All three wrappers use argparse for argument handling and can thus be run with --help to see the all input arguments.

Run wrappers from container

In order to run the containerized versions of the wrapper scripts, first pull the docker image:

## Docker
docker pull philipjonsson/facets-suite:dev

## Singularity
singularity pull --name facets-suite-dev.img docker://philipjonsson/facets-suite:dev

Then run either of the scripts as such:

## Docker
docker run -it -v $PWD:/work philipjonsson/facets-suite:dev run-facets-wrapper.R \
    --counts-file work/SampleA.snp_pileup.gz \
    --sample-id SampleA \
    --directory work

## Singularity
singularity run facets-suite-dev.img run-facets-wrapper.R \
    --counts-file SampleA.snp_pileup.gz \
    --sample-id SampleA

For Docker, note the binding (-v) of the current directory on the host to the directory named work inside the container. This is required for the input file, in the current directory, to be accessible inside the container.

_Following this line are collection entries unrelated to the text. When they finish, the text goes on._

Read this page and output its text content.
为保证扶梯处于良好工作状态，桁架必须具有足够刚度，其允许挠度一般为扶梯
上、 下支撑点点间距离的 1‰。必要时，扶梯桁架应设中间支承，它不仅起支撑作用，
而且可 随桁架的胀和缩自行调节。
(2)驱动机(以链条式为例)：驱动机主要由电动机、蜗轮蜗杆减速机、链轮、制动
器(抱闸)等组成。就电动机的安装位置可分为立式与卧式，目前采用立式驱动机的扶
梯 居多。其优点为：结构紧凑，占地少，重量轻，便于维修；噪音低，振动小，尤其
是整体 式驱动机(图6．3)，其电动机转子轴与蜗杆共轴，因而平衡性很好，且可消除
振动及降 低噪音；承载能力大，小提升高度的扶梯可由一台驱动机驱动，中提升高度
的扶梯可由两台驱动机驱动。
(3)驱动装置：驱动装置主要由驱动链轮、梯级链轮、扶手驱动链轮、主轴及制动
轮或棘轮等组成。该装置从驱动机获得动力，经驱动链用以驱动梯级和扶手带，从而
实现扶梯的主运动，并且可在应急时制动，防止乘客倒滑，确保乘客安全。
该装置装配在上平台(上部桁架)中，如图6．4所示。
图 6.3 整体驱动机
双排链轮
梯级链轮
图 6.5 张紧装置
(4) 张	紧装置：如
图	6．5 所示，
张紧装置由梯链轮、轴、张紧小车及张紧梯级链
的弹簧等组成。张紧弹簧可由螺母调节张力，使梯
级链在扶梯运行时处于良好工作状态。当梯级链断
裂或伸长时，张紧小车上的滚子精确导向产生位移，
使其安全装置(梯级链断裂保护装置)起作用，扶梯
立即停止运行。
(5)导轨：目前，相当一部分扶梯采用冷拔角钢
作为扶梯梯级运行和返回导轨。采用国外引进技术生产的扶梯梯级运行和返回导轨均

This, in its turn requires the output to be written to work inside the container so that it is available on the host once the script has executed. Singularity always mounts the directory from which it is being executed.

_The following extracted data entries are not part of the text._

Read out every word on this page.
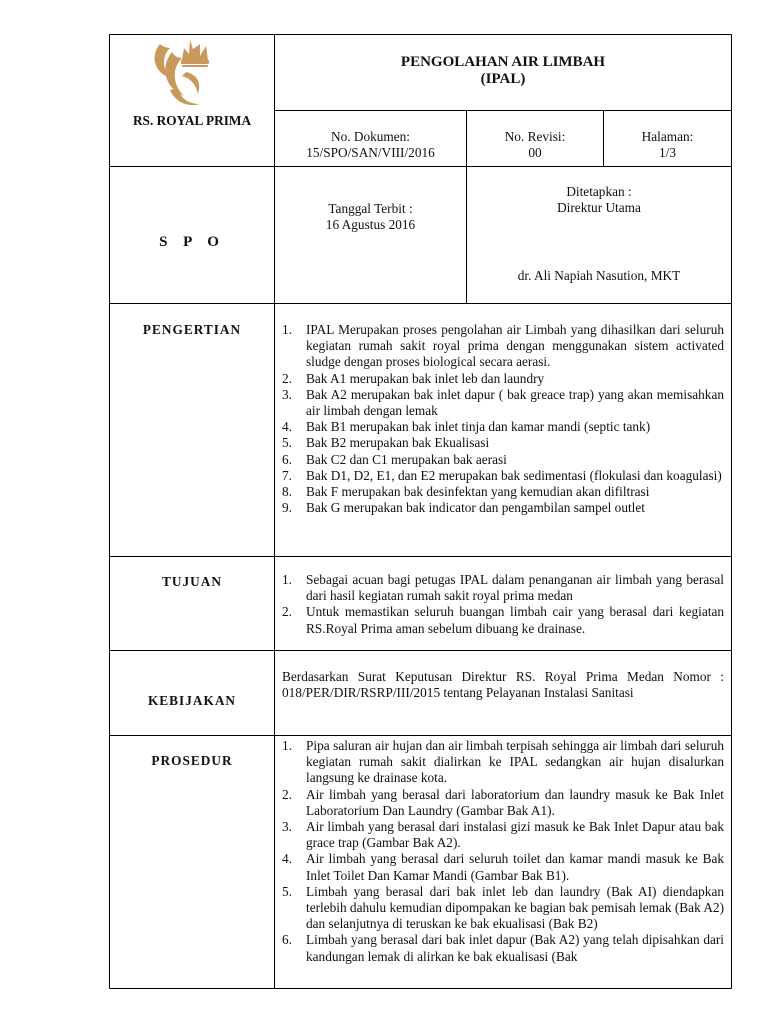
RS. ROYAL PRIMA
PENGOLAHAN AIR LIMBAH
(IPAL)
No. Dokumen:
15/SPO/SAN/VIII/2016
No. Revisi:
00
Halaman:
1/3
S P O
Tanggal Terbit :
16 Agustus 2016
Ditetapkan :
Direktur Utama
dr. Ali Napiah Nasution, MKT
PENGERTIAN	1. IPAL Merupakan proses pengolahan air Limbah yang dihasilkan dari seluruh kegiatan rumah sakit royal prima dengan menggunakan sistem activated sludge dengan proses biological secara aerasi.
2. Bak A1 merupakan bak inlet leb dan laundry
3. Bak A2 merupakan bak inlet dapur ( bak greace trap) yang akan memisahkan air limbah dengan lemak
4. Bak B1 merupakan bak inlet tinja dan kamar mandi (septic tank)
5. Bak B2 merupakan bak Ekualisasi
6. Bak C2 dan C1 merupakan bak aerasi
7. Bak D1, D2, E1, dan E2 merupakan bak sedimentasi (flokulasi dan koagulasi)
8. Bak F merupakan bak desinfektan yang kemudian akan difiltrasi
9. Bak G merupakan bak indicator dan pengambilan sampel outlet
TUJUAN	1. Sebagai acuan bagi petugas IPAL dalam penanganan air limbah yang berasal dari hasil kegiatan rumah sakit royal prima medan
2. Untuk memastikan seluruh buangan limbah cair yang berasal dari kegiatan RS.Royal Prima aman sebelum dibuang ke drainase.
KEBIJAKAN
Berdasarkan Surat Keputusan Direktur RS. Royal Prima Medan Nomor : 018/PER/DIR/RSRP/III/2015 tentang Pelayanan Instalasi Sanitasi
PROSEDUR
1. Pipa saluran air hujan dan air limbah terpisah sehingga air limbah dari seluruh kegiatan rumah sakit dialirkan ke IPAL sedangkan air hujan disalurkan langsung ke drainase kota.
2. Air limbah yang berasal dari laboratorium dan laundry masuk ke Bak Inlet Laboratorium Dan Laundry (Gambar Bak A1).
3. Air limbah yang berasal dari instalasi gizi masuk ke Bak Inlet Dapur atau bak grace trap (Gambar Bak A2).
4. Air limbah yang berasal dari seluruh toilet dan kamar mandi masuk ke Bak Inlet Toilet Dan Kamar Mandi (Gambar Bak B1).
5. Limbah yang berasal dari bak inlet leb dan laundry (Bak AI) diendapkan terlebih dahulu kemudian dipompakan ke bagian bak pemisah lemak (Bak A2) dan selanjutnya di teruskan ke bak ekualisasi (Bak B2)
6. Limbah yang berasal dari bak inlet dapur (Bak A2) yang telah dipisahkan dari kandungan lemak di alirkan ke bak ekualisasi (Bak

The image contains the snp-pileup executable used by snp-pileup-wrapper.R, so it can be run without specifying its path. Example for Singularity:

singularity run -B <path to BAMs> -B <path to VCF> facets-suite-dev.img snp-pileup-wrapper.R \
    --vcf-file <path to VCF>/dbsnp.vcf \
    --normal-bam <path to BAMs>/NormalA.bam \
    --tumor-bam <path to BAMs>/TumorA.bam \
    --output-prefix TumorA__NormalA

Note: The binding of full paths to any files outside of the run directory is necessary.